HDFS Upload - Data360_Analyze - Latest

Data360 Analyze Server Help

Product type
Software
Portfolio
Verify
Product family
Data360
Product
Data360 Analyze
Version
Latest
Language
English
Product name
Data360 Analyze
Title
Data360 Analyze Server Help
Copyright
2024
First publish date
2016
Last updated
2024-11-28
Published on
2024-11-28T15:26:57.181000

Uploads files to a specified HDFS server using the WebHDFS API.

Enables users to access a secure Hadoop cluster by providing support for authentication using the Kerberos protocol.

For example, you can use the HDFS Upload node to publish results files to the Hadoop Distributed File System of a Hadoop cluster. When run, the node uploads the specified files to HDFS and outputs details of the files that were uploaded.

Data360 Analyze also provides the HDFS Directory List node and the HDFS Download node. You can use the HDFS nodes together, for example:

HDFS nodes

Authentication options

There are a number of authentication properties on the node. The specific properties that you need to configure are determined by your authentication method. The following table outlines which authentication properties you need to configure for each of the authentication methods:

Property
Authentication method ServerUsername ServerPassword KdcServerHost KerberosSecurityRealm KerberosConfiguration
Username P
Username and Password P P
Kerberos SSO P
Kerberos Isolated P P P P

Username authentication

Enter your HDFS server username in the ServerUsername property.

For this authentication method, the username is used to identify the user on the Hadoop cluster when security is not enabled on the cluster. The default value is "Username".

Username and password authentication

Enter your HDFS server username in the ServerUsername property and the corresponding password in the ServerPassword property. The username and password information is used to authenticate the user on the Hadoop cluster when it is secured by Knox Gateway perimeter security.

The username and password must correspond with the credentials configured in the authentication server used by the Knox Gateway.

Note: This option uses HTTPbasic authentication meaning that user credentials are passed to the cluster in (obfuscated) clear text. It is recommended that HTTPS (SSL) is used to secure the communication link between the Data360 Analyze server and the Knox Gateway server.
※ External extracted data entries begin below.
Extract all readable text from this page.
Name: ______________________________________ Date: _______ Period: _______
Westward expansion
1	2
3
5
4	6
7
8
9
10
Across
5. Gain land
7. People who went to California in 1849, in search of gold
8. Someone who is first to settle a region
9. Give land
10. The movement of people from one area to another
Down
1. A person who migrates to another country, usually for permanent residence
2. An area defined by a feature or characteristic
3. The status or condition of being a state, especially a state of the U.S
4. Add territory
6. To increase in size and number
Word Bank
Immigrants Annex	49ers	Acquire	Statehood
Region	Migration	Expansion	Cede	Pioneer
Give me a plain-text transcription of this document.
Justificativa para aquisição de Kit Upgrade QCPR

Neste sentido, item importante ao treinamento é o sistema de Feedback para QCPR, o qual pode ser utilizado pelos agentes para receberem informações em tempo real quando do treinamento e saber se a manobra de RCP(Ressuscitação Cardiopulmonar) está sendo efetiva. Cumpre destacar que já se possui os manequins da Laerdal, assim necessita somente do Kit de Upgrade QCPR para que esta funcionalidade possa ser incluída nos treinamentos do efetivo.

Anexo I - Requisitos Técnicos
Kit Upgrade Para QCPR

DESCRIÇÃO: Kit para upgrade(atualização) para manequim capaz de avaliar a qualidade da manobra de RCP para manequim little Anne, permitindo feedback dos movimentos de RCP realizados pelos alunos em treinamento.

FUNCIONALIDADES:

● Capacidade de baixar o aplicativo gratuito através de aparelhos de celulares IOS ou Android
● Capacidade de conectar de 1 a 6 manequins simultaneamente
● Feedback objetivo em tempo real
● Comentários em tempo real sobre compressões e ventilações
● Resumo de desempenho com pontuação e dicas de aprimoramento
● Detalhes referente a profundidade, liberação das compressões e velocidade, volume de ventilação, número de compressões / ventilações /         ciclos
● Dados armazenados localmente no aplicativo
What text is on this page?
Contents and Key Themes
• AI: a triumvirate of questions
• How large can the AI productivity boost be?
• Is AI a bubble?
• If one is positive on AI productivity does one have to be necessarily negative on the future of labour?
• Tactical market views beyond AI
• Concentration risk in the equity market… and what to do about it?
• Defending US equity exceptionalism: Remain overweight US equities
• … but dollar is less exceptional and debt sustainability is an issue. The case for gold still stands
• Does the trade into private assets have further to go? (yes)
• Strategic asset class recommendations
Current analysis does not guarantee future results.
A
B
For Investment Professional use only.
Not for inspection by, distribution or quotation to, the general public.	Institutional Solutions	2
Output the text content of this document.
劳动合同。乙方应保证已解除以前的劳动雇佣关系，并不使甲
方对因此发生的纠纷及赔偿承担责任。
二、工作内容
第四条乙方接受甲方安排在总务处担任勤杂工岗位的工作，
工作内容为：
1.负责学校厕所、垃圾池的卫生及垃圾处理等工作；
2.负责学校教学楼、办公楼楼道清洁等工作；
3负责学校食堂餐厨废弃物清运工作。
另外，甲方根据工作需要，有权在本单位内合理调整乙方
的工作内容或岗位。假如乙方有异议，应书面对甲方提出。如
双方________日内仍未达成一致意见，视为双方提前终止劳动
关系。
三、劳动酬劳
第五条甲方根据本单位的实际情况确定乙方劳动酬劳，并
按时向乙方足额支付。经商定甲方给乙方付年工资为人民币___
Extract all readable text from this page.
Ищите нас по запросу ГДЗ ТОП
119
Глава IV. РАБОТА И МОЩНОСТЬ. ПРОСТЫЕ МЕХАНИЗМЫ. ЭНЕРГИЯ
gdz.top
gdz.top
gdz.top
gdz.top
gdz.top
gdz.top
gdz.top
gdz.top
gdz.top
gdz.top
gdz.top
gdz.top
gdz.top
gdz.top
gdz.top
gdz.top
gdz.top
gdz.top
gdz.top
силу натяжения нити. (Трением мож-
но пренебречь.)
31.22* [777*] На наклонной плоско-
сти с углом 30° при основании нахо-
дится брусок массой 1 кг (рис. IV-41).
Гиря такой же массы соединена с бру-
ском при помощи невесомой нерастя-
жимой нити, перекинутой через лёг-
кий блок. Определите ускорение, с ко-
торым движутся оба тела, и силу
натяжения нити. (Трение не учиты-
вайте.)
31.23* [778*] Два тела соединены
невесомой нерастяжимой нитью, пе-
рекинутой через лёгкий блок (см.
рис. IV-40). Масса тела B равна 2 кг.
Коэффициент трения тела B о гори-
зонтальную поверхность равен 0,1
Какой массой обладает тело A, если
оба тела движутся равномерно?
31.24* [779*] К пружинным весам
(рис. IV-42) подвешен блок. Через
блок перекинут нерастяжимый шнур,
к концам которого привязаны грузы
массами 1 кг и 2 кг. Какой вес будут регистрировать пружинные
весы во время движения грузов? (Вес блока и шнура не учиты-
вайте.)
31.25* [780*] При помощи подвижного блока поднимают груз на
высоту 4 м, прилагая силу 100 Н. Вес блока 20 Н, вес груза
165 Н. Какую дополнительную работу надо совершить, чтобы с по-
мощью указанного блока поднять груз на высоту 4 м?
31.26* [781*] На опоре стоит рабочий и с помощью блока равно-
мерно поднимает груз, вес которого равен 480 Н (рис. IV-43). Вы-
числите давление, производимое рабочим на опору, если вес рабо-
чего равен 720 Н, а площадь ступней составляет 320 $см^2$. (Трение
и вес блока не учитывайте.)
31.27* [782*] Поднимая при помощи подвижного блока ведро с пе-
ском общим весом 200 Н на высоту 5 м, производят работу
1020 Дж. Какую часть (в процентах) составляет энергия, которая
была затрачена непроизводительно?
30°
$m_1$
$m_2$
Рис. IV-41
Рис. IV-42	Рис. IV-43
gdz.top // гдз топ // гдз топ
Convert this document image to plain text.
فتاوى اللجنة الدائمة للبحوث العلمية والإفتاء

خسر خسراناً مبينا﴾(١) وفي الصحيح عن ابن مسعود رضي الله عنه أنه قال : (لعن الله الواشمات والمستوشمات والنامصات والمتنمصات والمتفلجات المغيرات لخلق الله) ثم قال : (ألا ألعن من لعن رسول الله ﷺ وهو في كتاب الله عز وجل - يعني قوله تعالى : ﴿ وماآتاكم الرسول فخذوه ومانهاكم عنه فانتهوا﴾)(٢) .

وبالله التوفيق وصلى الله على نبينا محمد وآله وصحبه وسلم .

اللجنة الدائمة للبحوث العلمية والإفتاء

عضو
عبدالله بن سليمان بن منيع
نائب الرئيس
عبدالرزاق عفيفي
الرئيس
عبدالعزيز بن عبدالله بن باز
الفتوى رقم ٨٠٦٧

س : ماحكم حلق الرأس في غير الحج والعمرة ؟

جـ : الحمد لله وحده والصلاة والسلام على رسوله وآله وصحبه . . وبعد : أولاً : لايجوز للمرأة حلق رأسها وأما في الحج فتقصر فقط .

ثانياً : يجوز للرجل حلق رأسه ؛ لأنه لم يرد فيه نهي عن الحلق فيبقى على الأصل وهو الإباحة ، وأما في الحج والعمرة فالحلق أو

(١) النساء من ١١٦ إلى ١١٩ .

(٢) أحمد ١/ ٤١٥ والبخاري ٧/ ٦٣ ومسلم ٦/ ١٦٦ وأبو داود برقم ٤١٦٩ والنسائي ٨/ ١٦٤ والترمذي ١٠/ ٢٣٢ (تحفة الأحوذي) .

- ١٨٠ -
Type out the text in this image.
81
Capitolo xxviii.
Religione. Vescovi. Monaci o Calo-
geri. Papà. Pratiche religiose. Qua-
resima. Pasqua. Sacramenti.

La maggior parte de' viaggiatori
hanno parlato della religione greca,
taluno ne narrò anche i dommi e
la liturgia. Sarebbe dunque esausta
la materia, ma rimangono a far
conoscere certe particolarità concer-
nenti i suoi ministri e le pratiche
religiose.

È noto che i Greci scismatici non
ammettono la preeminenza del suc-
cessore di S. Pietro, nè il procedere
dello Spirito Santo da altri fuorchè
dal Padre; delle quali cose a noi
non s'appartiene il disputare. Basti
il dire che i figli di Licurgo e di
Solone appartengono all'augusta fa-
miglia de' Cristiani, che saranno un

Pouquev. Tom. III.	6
Where SSL is used as the transport protocol, the Data360 Analyze server must be configured with the security certificate for the Knox Gateway server. The Java Runtime Environment (JRE) truststore file is used by default if no TrustStoreFile is specified. If the TrustStoreFile is specified, the TrustStoreFilePassword must also be specified.

Kerberos Isolated authentication

Enter your HDFS server username in the ServerUsername property and the corresponding password in the ServerPassword property. The username should be the Kerberos principal primary to be used to access the cluster, and the password is the principal's password on the cluster.

When using Kerberos Isolated authentication, there are additional Kerberos properties that you need to configure:

  • KdcServerHost - Specify the name of the server hosting the Kerberos Key Distribution Center (KDC) e.g. kdc.example.com
  • KerberosSecurityRealm - Specify the name of the realm to use for Kerberos security e.g. HDFS.EXAMPLE.COM.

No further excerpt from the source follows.